Evet “Komşusu açken tok sabahlayan, kâmil mü’min olamaz!” buyuruyor Allah Resûlü. İşte İslâm prensiplerinin biri daha. Hani nerede güzel ahlâk? Nereye, nerelere kaybolmuş güzel ahlâk ki, bulamıyoruz?

İstisnâları behemehâl tenzih ediyoruz, bizim için her konuda olduğu gibi güzel ahlâk mevzuûnda da bir tek eşsiz örnek, müşahhas örnek vardır: Resûlullah (sav); ondan sonra sahabî (r.a), sıddîklar, sâdıklar, âşıklar ve âlimlerimiz gelir.

Târihi iyi bilmemiz, bu şuura varmamız, bu bilinci elde etmemiz lâzımdır ki, Resûlullah (sav)’den ve o kavî Müslümanlardan güzel ahlakı öğrenip tatbik edelim. Bize uymayan kaftan ile uğraşmak, hamâkattir, zaman israfıdır. Kimlik, kişilik bunalımına girmeye de, aramaya da ihtiyacımız yoktur. Aslımıza dönelim yeter. Her şey düzelecektir inşâallah.

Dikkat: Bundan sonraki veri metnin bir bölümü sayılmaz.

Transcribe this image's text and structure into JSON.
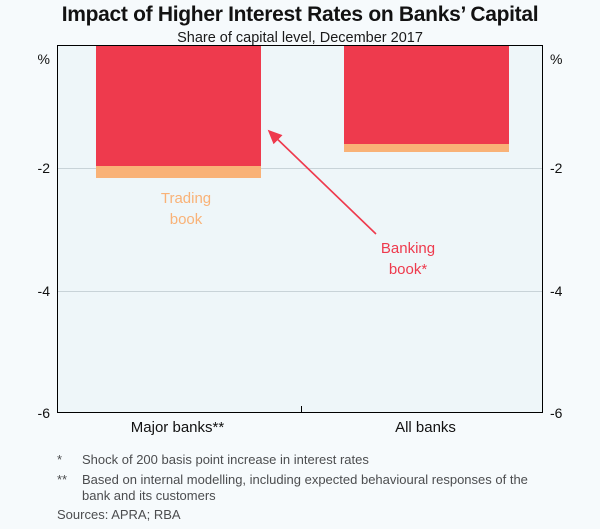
{
  "chart_data": {
    "type": "bar",
    "stacked": true,
    "title": "Impact of Higher Interest Rates on Banks’ Capital",
    "subtitle": "Share of capital level, December 2017",
    "categories": [
      "Major banks**",
      "All banks"
    ],
    "series": [
      {
        "name": "Banking book*",
        "color": "#ee3a4d",
        "values": [
          -1.95,
          -1.6
        ]
      },
      {
        "name": "Trading book",
        "color": "#f9b277",
        "values": [
          -0.2,
          -0.13
        ]
      }
    ],
    "ylabel": "%",
    "ylim": [
      -6,
      0
    ],
    "yticks": [
      "-2",
      "-4",
      "-6"
    ],
    "grid": true,
    "legend_position": "none",
    "annotations": [
      {
        "text": "Trading\nbook",
        "target": "trading-book-segment-major-banks"
      },
      {
        "text": "Banking\nbook*",
        "target": "banking-book-segment-major-banks"
      }
    ]
  },
  "plot_bg": "#eef6f9",
  "footnotes": [
    {
      "marker": "*",
      "text": "Shock of 200 basis point increase in interest rates"
    },
    {
      "marker": "**",
      "text": "Based on internal modelling, including expected behavioural responses of the bank and its customers"
    }
  ],
  "sources": "Sources: APRA; RBA"
}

Benim ilgimi çeken bir cümle geçmişti okuduğum kitapta şöyle bir cümle: “İdealist babalar, avam çocuklar…” Benim şahsî kanaatim bazen babalar, bazen de evlâtlar idealist oluyor. Evlatlara İslâm idealini öğretmek ebeveynin birinci vazifesidir ki, evlat zulmette kalmasın. Bugün buna her zamankinden çok ihtiyacımız var sanırım.

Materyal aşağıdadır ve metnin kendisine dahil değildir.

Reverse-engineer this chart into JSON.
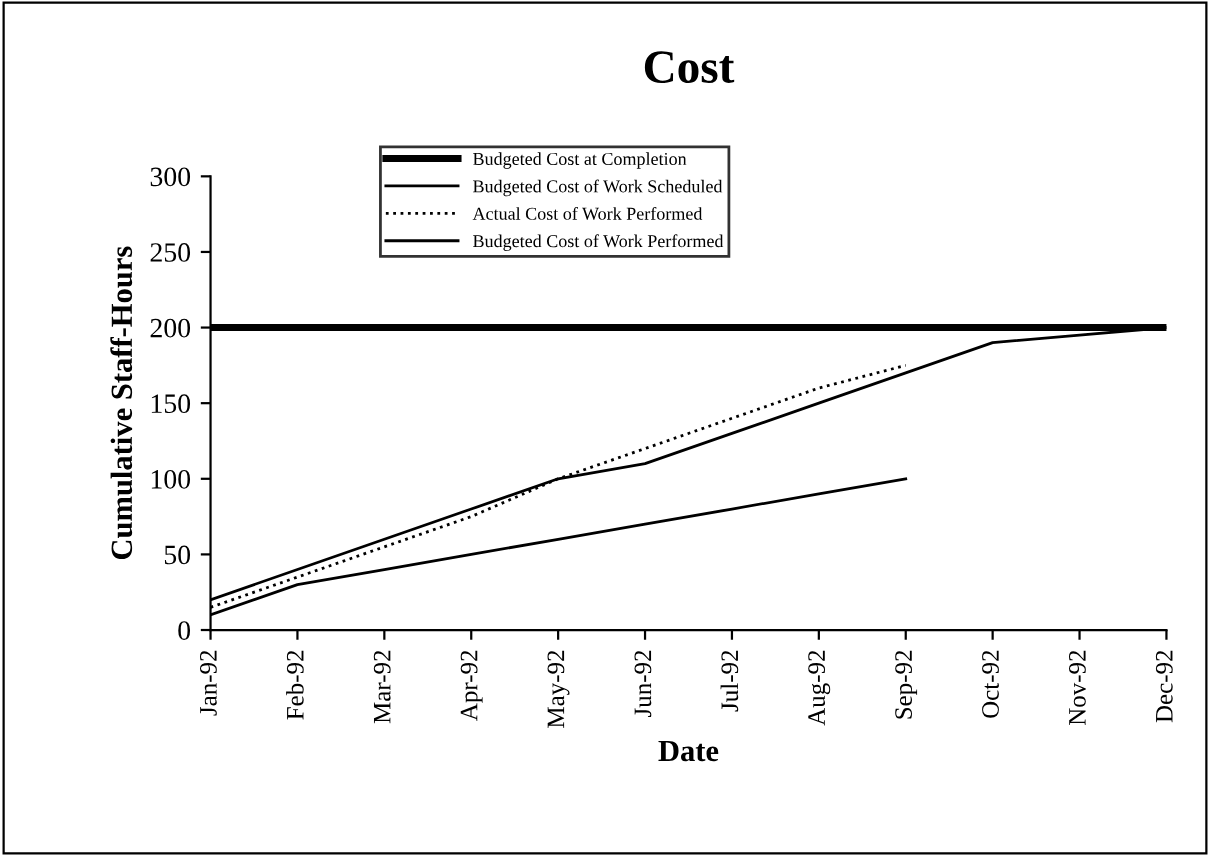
{
  "chart_data": {
    "type": "line",
    "title": "Cost",
    "xlabel": "Date",
    "ylabel": "Cumulative Staff-Hours",
    "categories": [
      "Jan-92",
      "Feb-92",
      "Mar-92",
      "Apr-92",
      "May-92",
      "Jun-92",
      "Jul-92",
      "Aug-92",
      "Sep-92",
      "Oct-92",
      "Nov-92",
      "Dec-92"
    ],
    "series": [
      {
        "name": "Budgeted Cost at Completion",
        "color": "#000000",
        "values": [
          200,
          200,
          200,
          200,
          200,
          200,
          200,
          200,
          200,
          200,
          200,
          200
        ]
      },
      {
        "name": "Budgeted Cost of Work Scheduled",
        "color": "#000000",
        "values": [
          20,
          40,
          60,
          80,
          100,
          110,
          130,
          150,
          170,
          190,
          195,
          200
        ]
      },
      {
        "name": "Actual Cost of Work Performed",
        "color": "#000000",
        "values": [
          15,
          35,
          55,
          75,
          100,
          120,
          140,
          160,
          175,
          null,
          null,
          null
        ],
        "line_style": "dotted"
      },
      {
        "name": "Budgeted Cost of Work Performed",
        "color": "#000000",
        "values": [
          10,
          30,
          40,
          50,
          60,
          70,
          80,
          90,
          100,
          null,
          null,
          null
        ]
      }
    ],
    "ylim": [
      0,
      300
    ],
    "yticks": [
      0,
      50,
      100,
      150,
      200,
      250,
      300
    ],
    "grid": false,
    "legend": "top",
    "marker": "none"
  }
}
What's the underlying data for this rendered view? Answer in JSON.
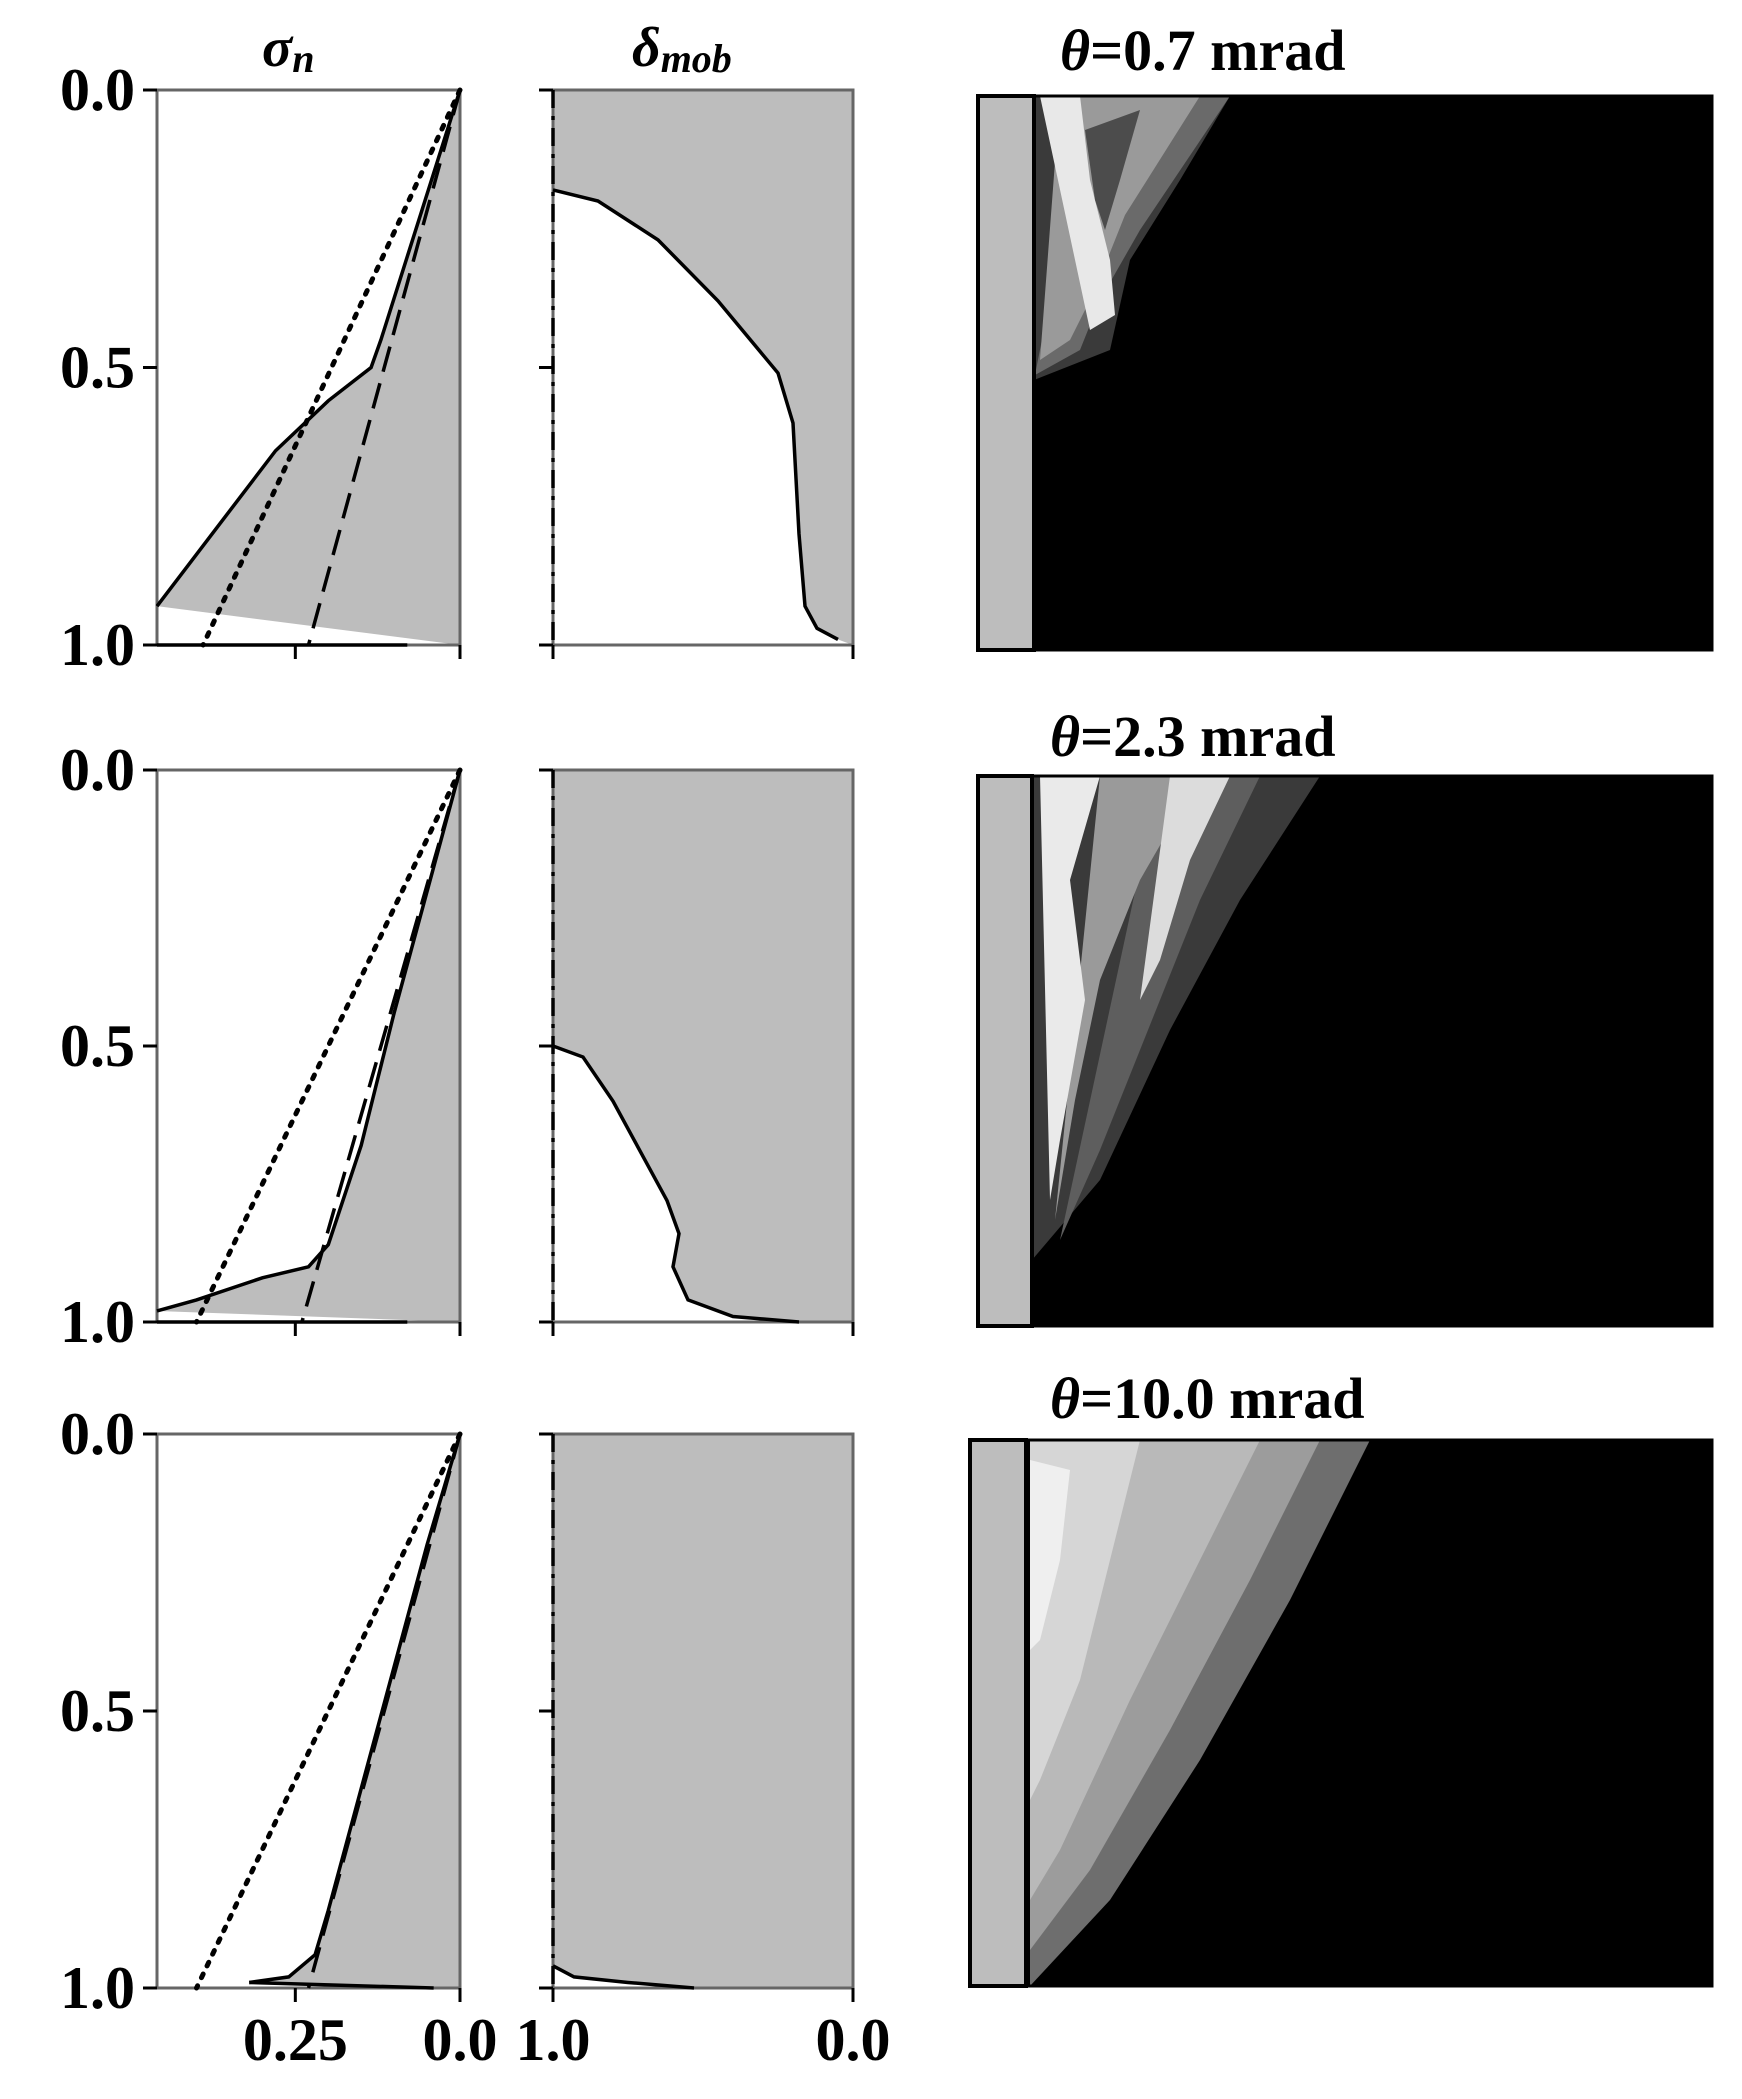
{
  "colors": {
    "fill_gray": "#bdbdbd",
    "frame": "#666666",
    "map_background": "#000000",
    "wall_gray": "#bdbdbd"
  },
  "axis": {
    "y_tick_labels": [
      "0.0",
      "0.5",
      "1.0"
    ],
    "y_ticks": [
      0.0,
      0.5,
      1.0
    ],
    "sigma_x_tick_labels": [
      "0.25",
      "0.0"
    ],
    "sigma_x_ticks": [
      0.25,
      0.0
    ],
    "delta_x_tick_labels": [
      "1.0",
      "0.0"
    ],
    "delta_x_ticks": [
      1.0,
      0.0
    ]
  },
  "columns": {
    "sigma_title": {
      "symbol": "σ",
      "sub": "n"
    },
    "delta_title": {
      "symbol": "δ",
      "sub": "mob"
    }
  },
  "chart_data": [
    {
      "type": "line",
      "panel": "sigma_n row 1",
      "xlim": [
        0.46,
        0.0
      ],
      "ylim": [
        0.0,
        1.0
      ],
      "series": [
        {
          "style": "solid",
          "points": [
            [
              0.0,
              0.0
            ],
            [
              0.04,
              0.15
            ],
            [
              0.08,
              0.3
            ],
            [
              0.12,
              0.45
            ],
            [
              0.135,
              0.5
            ],
            [
              0.2,
              0.56
            ],
            [
              0.28,
              0.65
            ],
            [
              0.37,
              0.79
            ],
            [
              0.46,
              0.93
            ]
          ]
        },
        {
          "style": "solid",
          "points": [
            [
              0.46,
              1.0
            ],
            [
              0.08,
              1.0
            ]
          ]
        },
        {
          "style": "dashed",
          "points": [
            [
              0.0,
              0.0
            ],
            [
              0.23,
              1.0
            ]
          ]
        },
        {
          "style": "dotted",
          "points": [
            [
              0.0,
              0.0
            ],
            [
              0.39,
              1.0
            ]
          ]
        }
      ]
    },
    {
      "type": "line",
      "panel": "delta_mob row 1",
      "xlim": [
        1.0,
        0.0
      ],
      "ylim": [
        0.0,
        1.0
      ],
      "series": [
        {
          "style": "solid",
          "points": [
            [
              1.0,
              0.18
            ],
            [
              0.85,
              0.2
            ],
            [
              0.65,
              0.27
            ],
            [
              0.45,
              0.38
            ],
            [
              0.25,
              0.51
            ],
            [
              0.2,
              0.6
            ],
            [
              0.19,
              0.7
            ],
            [
              0.18,
              0.8
            ],
            [
              0.16,
              0.93
            ],
            [
              0.12,
              0.97
            ],
            [
              0.05,
              0.99
            ]
          ]
        },
        {
          "style": "dashdot",
          "points": [
            [
              1.0,
              0.0
            ],
            [
              1.0,
              1.0
            ]
          ]
        }
      ]
    },
    {
      "type": "line",
      "panel": "sigma_n row 2",
      "xlim": [
        0.46,
        0.0
      ],
      "ylim": [
        0.0,
        1.0
      ],
      "series": [
        {
          "style": "solid",
          "points": [
            [
              0.0,
              0.0
            ],
            [
              0.05,
              0.22
            ],
            [
              0.1,
              0.44
            ],
            [
              0.15,
              0.68
            ],
            [
              0.2,
              0.86
            ],
            [
              0.23,
              0.9
            ],
            [
              0.3,
              0.92
            ],
            [
              0.4,
              0.96
            ],
            [
              0.46,
              0.98
            ]
          ]
        },
        {
          "style": "solid",
          "points": [
            [
              0.46,
              1.0
            ],
            [
              0.08,
              1.0
            ]
          ]
        },
        {
          "style": "dashed",
          "points": [
            [
              0.0,
              0.0
            ],
            [
              0.24,
              1.0
            ]
          ]
        },
        {
          "style": "dotted",
          "points": [
            [
              0.0,
              0.0
            ],
            [
              0.4,
              1.0
            ]
          ]
        }
      ]
    },
    {
      "type": "line",
      "panel": "delta_mob row 2",
      "xlim": [
        1.0,
        0.0
      ],
      "ylim": [
        0.0,
        1.0
      ],
      "series": [
        {
          "style": "solid",
          "points": [
            [
              1.0,
              0.5
            ],
            [
              0.9,
              0.52
            ],
            [
              0.8,
              0.6
            ],
            [
              0.7,
              0.7
            ],
            [
              0.62,
              0.78
            ],
            [
              0.58,
              0.84
            ],
            [
              0.6,
              0.9
            ],
            [
              0.55,
              0.96
            ],
            [
              0.4,
              0.99
            ],
            [
              0.18,
              1.0
            ]
          ]
        },
        {
          "style": "dashdot",
          "points": [
            [
              1.0,
              0.0
            ],
            [
              1.0,
              1.0
            ]
          ]
        }
      ]
    },
    {
      "type": "line",
      "panel": "sigma_n row 3",
      "xlim": [
        0.46,
        0.0
      ],
      "ylim": [
        0.0,
        1.0
      ],
      "series": [
        {
          "style": "solid",
          "points": [
            [
              0.0,
              0.0
            ],
            [
              0.05,
              0.2
            ],
            [
              0.1,
              0.42
            ],
            [
              0.15,
              0.64
            ],
            [
              0.2,
              0.86
            ],
            [
              0.22,
              0.94
            ],
            [
              0.26,
              0.98
            ],
            [
              0.32,
              0.99
            ]
          ]
        },
        {
          "style": "solid",
          "points": [
            [
              0.32,
              0.99
            ],
            [
              0.04,
              1.0
            ]
          ]
        },
        {
          "style": "dashed",
          "points": [
            [
              0.0,
              0.0
            ],
            [
              0.23,
              1.0
            ]
          ]
        },
        {
          "style": "dotted",
          "points": [
            [
              0.0,
              0.0
            ],
            [
              0.4,
              1.0
            ]
          ]
        }
      ]
    },
    {
      "type": "line",
      "panel": "delta_mob row 3",
      "xlim": [
        1.0,
        0.0
      ],
      "ylim": [
        0.0,
        1.0
      ],
      "series": [
        {
          "style": "solid",
          "points": [
            [
              1.0,
              0.96
            ],
            [
              0.93,
              0.98
            ],
            [
              0.75,
              0.99
            ],
            [
              0.53,
              1.0
            ]
          ]
        },
        {
          "style": "dashdot",
          "points": [
            [
              1.0,
              0.0
            ],
            [
              1.0,
              1.0
            ]
          ]
        }
      ]
    },
    {
      "type": "heatmap",
      "panel": "contour row 1",
      "title": {
        "symbol": "θ",
        "text": "=0.7 mrad"
      },
      "colormap": "grayscale contour, black background"
    },
    {
      "type": "heatmap",
      "panel": "contour row 2",
      "title": {
        "symbol": "θ",
        "text": "=2.3 mrad"
      },
      "colormap": "grayscale contour, black background"
    },
    {
      "type": "heatmap",
      "panel": "contour row 3",
      "title": {
        "symbol": "θ",
        "text": "=10.0 mrad"
      },
      "colormap": "grayscale contour, black background"
    }
  ]
}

Sohbetimizi Zümer sûresi 39/53. âyeti ile bitirelim:

قُلْ يَا عِبَادِيَ الَّذِينَ أَسْرَفُوا عَلَى أَنفُسِهِمْ لَا تَقْنَطُوا مِن  رَّحْمَةِ اللَّهِ

 “Ey Habîb-i edîbim! Deki: Ey nefislerine zulümde aşırı giden kullarım! Allah’ın rahmetinden ümidinizi kesmeyin. Zîrâ Allah (şirk hâriç) bütün günahları bağışlar, affeder. Çünkü o gafûr ve râhîm olanın ta kendisidir.”

Allah (c.c) bizleri ümîdini yitiren ve ümitsiz olanlardan eylemesin. Zîrâ ümitsiz olmak ve Müslümanı ümitsiz etmek yasaktır. Dikkat edilecek husus, ümîd etmek için de Allah’a (c.c) kulluk etmek gerekmektedir.